Eventloop scheduling improvements for stop_on_error_timeout and schedule_next

jdranczewski commented 9 months ago

Fixes #1202 by introducing a timed exit to the Tk (on Linux) and Qt (on Windows and Linux) eventloops so schedule_stop_aborting can fire after stop_on_error_timeout in the kernel's main io_loop.

This only affects the eventloops specified, as the others periodically hand control back to the kernel, but Tk (on Linux) and Qt normally wait for a ZMQ socket event to go back to the kernel. The stop_on_error_timeout does not fire a socket event, so the timer does not expire and future events are aborted when they should not.

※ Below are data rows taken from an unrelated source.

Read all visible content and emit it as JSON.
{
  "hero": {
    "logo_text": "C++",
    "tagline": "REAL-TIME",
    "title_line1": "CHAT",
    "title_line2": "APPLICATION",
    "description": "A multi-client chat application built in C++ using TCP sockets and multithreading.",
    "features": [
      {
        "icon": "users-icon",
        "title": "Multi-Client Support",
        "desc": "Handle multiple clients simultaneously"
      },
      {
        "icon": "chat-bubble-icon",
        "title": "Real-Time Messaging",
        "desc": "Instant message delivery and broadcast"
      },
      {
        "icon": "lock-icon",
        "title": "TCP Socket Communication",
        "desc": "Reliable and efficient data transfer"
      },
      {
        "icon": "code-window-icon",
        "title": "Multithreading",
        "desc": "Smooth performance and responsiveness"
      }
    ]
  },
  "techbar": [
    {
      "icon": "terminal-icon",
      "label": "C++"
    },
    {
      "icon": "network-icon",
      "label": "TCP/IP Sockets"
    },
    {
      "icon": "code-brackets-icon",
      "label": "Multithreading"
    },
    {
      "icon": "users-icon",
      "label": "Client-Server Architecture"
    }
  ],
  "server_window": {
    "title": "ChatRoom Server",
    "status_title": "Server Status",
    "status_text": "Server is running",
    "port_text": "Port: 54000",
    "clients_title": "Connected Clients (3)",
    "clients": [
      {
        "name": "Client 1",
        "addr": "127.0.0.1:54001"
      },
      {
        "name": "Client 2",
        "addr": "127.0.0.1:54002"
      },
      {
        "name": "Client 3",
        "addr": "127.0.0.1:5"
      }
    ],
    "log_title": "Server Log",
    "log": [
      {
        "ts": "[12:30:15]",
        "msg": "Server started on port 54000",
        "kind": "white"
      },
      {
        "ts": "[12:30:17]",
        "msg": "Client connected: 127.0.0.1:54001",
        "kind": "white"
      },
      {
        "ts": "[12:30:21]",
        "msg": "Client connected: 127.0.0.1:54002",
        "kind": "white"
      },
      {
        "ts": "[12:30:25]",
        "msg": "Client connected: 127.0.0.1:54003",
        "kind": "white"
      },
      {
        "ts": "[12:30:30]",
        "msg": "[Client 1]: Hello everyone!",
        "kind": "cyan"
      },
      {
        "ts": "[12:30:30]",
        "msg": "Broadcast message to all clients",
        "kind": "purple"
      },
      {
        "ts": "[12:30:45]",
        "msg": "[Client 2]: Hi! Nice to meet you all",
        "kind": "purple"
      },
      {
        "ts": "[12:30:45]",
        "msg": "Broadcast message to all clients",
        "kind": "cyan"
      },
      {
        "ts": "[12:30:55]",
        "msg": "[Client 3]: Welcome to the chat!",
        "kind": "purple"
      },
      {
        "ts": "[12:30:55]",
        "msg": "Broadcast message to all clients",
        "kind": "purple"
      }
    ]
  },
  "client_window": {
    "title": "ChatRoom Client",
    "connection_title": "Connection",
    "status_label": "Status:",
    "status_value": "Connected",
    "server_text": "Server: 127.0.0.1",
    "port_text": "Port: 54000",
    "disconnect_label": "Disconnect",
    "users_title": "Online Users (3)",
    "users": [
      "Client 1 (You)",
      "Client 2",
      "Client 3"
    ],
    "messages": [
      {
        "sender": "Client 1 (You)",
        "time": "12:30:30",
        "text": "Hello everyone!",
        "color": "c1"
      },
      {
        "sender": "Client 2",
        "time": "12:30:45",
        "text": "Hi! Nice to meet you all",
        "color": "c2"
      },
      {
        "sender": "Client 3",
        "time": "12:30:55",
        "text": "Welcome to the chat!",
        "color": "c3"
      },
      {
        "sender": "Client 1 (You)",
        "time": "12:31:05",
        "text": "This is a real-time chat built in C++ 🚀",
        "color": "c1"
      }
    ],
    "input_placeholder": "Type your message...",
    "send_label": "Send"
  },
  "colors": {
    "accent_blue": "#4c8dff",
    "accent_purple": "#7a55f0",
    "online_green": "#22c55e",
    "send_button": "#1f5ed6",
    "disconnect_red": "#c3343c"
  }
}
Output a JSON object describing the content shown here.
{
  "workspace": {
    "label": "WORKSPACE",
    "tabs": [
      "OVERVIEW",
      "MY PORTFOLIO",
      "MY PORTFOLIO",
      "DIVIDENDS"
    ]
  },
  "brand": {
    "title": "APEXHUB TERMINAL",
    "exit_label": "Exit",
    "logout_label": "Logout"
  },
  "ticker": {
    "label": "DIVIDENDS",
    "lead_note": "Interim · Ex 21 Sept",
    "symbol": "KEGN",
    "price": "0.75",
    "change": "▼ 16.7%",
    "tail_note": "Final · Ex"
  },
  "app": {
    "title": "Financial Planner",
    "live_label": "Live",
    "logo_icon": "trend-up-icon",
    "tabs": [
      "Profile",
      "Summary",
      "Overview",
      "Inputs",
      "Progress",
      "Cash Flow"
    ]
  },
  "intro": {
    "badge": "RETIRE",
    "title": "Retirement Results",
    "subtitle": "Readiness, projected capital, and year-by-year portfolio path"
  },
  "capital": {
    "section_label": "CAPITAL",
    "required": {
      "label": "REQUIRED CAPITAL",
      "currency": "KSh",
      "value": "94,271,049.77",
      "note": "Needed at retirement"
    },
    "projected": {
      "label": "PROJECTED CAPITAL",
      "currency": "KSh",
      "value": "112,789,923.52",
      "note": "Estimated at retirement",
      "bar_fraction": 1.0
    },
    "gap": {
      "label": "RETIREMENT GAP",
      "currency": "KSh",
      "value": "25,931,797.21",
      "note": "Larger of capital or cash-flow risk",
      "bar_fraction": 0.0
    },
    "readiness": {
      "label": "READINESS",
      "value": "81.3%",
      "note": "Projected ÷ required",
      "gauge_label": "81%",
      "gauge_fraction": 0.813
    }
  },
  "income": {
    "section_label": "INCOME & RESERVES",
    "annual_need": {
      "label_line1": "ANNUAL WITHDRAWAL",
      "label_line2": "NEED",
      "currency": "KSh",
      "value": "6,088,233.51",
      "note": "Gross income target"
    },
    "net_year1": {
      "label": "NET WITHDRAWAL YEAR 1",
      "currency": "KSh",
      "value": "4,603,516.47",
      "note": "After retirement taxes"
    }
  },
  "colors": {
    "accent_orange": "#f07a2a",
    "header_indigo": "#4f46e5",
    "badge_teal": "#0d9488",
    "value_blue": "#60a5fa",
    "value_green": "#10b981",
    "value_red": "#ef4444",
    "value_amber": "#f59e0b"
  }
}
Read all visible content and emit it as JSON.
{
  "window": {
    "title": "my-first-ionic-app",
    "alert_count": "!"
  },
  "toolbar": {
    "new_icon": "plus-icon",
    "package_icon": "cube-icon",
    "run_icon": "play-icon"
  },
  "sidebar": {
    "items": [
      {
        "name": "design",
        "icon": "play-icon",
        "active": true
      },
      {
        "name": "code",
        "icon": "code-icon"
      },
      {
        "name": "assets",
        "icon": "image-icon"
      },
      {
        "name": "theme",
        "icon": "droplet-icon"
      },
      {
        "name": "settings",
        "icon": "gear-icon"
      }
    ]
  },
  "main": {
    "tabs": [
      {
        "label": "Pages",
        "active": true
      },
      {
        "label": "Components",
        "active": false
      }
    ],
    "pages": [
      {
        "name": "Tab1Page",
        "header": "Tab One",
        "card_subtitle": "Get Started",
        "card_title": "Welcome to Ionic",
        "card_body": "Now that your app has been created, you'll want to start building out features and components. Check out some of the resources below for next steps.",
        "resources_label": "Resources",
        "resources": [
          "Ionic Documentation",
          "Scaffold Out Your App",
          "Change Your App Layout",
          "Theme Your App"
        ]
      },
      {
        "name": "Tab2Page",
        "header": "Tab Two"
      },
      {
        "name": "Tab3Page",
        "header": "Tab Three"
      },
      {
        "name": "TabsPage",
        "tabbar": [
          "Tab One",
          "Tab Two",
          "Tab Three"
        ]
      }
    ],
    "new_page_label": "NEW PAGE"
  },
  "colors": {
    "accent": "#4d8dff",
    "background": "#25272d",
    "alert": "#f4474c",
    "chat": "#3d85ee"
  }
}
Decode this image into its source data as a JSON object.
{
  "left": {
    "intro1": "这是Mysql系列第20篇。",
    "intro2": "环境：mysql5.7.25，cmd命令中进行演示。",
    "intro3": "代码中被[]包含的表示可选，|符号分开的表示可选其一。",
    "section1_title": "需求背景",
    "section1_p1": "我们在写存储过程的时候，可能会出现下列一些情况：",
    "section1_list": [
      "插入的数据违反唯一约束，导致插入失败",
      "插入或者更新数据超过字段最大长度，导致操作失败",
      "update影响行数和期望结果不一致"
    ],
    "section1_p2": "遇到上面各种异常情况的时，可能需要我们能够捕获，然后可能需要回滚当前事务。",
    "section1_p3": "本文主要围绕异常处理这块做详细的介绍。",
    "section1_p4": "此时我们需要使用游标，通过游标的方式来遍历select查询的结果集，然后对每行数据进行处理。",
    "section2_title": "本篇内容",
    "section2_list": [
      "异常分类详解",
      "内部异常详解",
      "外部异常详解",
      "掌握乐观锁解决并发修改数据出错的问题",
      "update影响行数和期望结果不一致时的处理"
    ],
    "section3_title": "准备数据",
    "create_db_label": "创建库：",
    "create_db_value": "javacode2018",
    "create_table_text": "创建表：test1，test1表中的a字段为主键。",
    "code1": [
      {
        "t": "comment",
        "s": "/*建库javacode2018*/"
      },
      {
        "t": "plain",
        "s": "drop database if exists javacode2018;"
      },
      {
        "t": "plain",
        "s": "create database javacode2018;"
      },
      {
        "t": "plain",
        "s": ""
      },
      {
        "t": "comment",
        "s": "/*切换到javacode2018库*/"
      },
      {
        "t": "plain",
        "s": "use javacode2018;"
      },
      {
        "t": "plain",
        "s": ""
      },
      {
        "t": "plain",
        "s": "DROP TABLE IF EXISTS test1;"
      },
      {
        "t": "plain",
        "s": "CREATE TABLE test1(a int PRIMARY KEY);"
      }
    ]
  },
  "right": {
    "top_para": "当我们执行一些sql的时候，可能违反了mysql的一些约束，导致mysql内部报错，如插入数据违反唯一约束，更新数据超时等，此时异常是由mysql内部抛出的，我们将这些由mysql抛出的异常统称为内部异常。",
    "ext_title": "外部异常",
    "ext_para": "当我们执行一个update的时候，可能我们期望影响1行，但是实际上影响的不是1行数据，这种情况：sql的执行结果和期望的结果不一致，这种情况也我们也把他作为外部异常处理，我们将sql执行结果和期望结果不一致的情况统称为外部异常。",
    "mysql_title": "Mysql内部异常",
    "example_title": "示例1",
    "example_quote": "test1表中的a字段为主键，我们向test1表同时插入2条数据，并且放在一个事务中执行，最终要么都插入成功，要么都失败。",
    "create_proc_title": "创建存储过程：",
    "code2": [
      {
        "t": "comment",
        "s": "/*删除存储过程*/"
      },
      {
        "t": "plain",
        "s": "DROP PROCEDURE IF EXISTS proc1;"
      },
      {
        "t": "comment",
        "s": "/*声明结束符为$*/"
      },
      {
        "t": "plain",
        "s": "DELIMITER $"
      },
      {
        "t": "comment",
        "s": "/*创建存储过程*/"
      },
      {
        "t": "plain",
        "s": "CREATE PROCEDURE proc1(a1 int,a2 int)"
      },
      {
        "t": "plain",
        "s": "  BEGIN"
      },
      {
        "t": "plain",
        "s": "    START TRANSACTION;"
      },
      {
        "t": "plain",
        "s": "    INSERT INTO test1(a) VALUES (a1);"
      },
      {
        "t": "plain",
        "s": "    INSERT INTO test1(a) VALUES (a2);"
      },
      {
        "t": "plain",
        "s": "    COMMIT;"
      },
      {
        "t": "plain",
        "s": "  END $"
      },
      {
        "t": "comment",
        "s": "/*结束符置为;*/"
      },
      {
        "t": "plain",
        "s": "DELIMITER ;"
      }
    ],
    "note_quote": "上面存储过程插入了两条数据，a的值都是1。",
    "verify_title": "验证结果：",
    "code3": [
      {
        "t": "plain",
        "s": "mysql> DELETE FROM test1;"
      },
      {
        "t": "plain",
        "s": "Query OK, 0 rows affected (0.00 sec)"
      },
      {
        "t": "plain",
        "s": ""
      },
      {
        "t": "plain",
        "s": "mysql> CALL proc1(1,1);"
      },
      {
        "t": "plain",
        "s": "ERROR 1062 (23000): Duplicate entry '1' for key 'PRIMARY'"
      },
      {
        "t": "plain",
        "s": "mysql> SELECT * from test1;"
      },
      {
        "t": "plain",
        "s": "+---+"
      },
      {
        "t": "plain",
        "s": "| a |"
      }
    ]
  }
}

The proposed solution introduces an optional _schedule_exit method to eventloops that need it, and makes sure it is called if an eventloop exit is needed for the stop_on_error_timeout to fire.

blink1073 commented 9 months ago

@ccordoba12 did you want to look at this as well?

ccordoba12 commented 9 months ago

Yes, thanks for the ping @blink1073! I'll run our test suite against this PR and report back any issues in a couple of days.

ccordoba12 commented 9 months ago

@blink1073, just so you know, @jdranczewski is helping us to try to solve an additional issue in Spyder (referenced above), so this could take a bit longer than expected.

blink1073 commented 9 months ago

Understood, thank you both!

jdranczewski commented 8 months ago

Hi @blink1073, while investigating https://github.com/spyder-ide/spyder/issues/21299 with @ccordoba12 I found that it's not caused by https://github.com/ipython/ipykernel/issues/1202 but likely a slightly different issue with how ipykernel schedules the next eventloop run.

schedule_next in kernelbase.py puts advance_eventloop on an io_loop call_later, which means it will be called soon, but usually after the msg_queue is dealt with. I've found that if the ZMQ socket event for a dispatch_shell arrives before we enter the eventloop, there is sometimes a race condition between the advance_eventloop call and process_one running the call to dispatch shell.

In a situation like this, schedule_dispatch is called, and the dispatch_shell call is put on the msg_queue. Normally advance_eventloop is supposed to guard against entering the eventloop if there are any unprocessed messages: https://github.com/ipython/ipykernel/blob/v6.29.2/ipykernel/kernelbase.py#L480-L484 Unfortunately, since there is already a getter registered for the queue in process_one, the event is immediately consumed, the queue size is reported as zero, and the eventloop is entered before the dispatch_shell can fire. This results in the kernel apparently hanging, as it has entered the eventloop and it won't process the shell request until the next ZMQ event is received.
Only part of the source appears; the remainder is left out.